How market access and billing teams read a National Drug Code at the package level to prevent billing-unit, formulary, and rebate mismatches — with a field-by-field FDA NDC Directory workflow.

Ran Chen
Ran Chen
15 min read · Published · Source-cited

A specialty pharmacy bills an extended-release methylphenidate tablet under the 11-digit NDC printed on the bottle. The claim rejects. The NDC on the claim resolves to a 54 mg strength in the payer's crosswalk, but the vial dispensed was 36 mg — same labeler, same product code digits in the payer's master file, a different package code. The payer reads the submission as the wrong strength and denies it. The dispute is not about the drug. It is about which segment of the NDC was read.

This is the operational reality of the National Drug Code for claims teams. The NDC is a three-segment identifier — labeler, product, and package — and almost every billing, formulary, and rebate mismatch traces back to a team that read the number as one block instead of three segments. A single product can carry many package codes, each representing a different count of tablets, vial size, or bottle. Get the segment wrong and the claim denies, the AWP/ASP pricing unit misaligns, or the Medicaid rebate unit count drifts.
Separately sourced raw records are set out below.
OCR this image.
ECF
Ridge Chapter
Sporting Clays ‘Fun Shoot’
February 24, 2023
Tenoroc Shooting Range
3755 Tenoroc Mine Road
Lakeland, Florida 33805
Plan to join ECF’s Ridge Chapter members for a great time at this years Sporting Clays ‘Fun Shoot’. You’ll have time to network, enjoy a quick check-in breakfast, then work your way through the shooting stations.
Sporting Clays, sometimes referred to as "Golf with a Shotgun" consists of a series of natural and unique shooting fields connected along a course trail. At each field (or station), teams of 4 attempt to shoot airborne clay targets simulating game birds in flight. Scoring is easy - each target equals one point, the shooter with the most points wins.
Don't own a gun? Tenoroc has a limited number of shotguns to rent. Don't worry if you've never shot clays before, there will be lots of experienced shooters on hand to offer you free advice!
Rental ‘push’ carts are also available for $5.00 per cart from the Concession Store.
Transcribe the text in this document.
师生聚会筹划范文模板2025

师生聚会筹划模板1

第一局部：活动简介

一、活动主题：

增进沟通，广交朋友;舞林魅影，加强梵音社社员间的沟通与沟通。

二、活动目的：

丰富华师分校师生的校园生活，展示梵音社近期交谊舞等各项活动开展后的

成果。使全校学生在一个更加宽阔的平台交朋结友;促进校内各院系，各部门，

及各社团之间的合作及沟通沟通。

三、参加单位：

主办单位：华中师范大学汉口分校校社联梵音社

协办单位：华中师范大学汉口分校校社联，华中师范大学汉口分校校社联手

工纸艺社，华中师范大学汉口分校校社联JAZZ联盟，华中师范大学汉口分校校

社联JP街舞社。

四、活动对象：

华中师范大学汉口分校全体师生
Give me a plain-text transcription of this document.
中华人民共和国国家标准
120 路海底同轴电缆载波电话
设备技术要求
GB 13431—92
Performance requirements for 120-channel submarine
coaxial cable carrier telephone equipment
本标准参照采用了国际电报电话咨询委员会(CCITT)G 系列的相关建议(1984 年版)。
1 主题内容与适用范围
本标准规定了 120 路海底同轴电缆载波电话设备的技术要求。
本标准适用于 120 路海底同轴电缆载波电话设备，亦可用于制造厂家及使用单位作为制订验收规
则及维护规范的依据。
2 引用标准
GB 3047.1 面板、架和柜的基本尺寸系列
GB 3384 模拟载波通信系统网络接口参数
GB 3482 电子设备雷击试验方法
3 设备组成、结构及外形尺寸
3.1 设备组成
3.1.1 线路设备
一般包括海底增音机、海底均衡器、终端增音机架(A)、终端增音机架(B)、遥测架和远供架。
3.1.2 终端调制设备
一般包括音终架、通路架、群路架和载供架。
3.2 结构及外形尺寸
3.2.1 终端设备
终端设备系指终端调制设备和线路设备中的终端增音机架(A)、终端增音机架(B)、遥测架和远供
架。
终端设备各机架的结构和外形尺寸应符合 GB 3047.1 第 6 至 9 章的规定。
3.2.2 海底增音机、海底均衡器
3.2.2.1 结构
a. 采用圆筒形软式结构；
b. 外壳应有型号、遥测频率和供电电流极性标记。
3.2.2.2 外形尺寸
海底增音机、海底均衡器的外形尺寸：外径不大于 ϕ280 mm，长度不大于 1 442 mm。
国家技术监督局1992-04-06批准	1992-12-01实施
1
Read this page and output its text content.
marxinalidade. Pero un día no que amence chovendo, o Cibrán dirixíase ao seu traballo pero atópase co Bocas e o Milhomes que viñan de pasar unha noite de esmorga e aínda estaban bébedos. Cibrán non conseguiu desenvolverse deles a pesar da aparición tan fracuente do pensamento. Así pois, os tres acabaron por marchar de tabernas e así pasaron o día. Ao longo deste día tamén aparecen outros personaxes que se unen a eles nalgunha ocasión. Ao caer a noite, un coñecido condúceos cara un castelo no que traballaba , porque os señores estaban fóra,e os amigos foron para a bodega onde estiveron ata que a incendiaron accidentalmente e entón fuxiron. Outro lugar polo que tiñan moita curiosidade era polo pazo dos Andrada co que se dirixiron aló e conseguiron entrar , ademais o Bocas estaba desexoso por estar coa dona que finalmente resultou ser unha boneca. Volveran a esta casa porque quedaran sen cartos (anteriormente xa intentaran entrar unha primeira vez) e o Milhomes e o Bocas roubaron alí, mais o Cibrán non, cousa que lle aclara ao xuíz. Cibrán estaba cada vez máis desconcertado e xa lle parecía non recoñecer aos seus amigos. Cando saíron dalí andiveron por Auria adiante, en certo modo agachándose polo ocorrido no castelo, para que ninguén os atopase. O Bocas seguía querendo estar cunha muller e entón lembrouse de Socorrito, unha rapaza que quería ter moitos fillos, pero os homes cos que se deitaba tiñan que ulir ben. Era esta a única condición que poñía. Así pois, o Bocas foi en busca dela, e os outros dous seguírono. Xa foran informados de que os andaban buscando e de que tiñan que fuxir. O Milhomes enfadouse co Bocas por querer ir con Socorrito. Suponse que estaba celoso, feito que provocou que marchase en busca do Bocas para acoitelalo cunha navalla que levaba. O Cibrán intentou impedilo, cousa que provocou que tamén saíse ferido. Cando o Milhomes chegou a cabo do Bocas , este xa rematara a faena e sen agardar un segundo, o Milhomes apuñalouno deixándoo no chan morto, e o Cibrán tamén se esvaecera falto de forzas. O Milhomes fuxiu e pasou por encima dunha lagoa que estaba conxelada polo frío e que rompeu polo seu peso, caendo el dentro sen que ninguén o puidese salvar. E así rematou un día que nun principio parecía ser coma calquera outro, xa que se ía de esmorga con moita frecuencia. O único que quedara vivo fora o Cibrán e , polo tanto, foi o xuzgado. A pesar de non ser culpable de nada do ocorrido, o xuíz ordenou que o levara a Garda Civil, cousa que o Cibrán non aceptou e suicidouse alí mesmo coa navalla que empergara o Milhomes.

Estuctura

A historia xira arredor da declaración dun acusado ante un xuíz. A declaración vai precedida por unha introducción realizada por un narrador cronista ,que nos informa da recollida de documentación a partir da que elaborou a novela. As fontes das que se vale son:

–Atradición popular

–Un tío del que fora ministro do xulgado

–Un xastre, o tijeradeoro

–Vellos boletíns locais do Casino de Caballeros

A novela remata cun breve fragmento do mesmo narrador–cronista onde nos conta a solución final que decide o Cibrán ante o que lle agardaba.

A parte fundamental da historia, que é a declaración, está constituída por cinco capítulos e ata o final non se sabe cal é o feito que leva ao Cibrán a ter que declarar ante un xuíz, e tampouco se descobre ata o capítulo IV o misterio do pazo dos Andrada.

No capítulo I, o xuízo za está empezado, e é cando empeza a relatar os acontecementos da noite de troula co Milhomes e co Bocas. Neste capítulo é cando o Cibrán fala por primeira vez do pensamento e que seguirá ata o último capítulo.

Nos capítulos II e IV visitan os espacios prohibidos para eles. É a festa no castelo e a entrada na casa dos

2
This article is a field-by-field NDC lookup workflow for claims, billing, reimbursement, and market-access teams. It covers how to read each segment, where to verify it in the FDA NDC Directory, how the HIPAA 11-digit billing format is built, and the 2026 final rule that will collapse today's multiple NDC formats into one. It is written for pharmacy billing staff, manufacturer reimbursement hubs, rebate and gross-to-net teams, and payer operations — the people who get the call when a claim line rejects for an NDC reason. For the aggregate directory — marketing-category mix, dosage-form concentration, and the repackagers that lead NDC volume — see the companion US drug product landscape analysis; this article stays on the package-level read a billing or rebate team performs.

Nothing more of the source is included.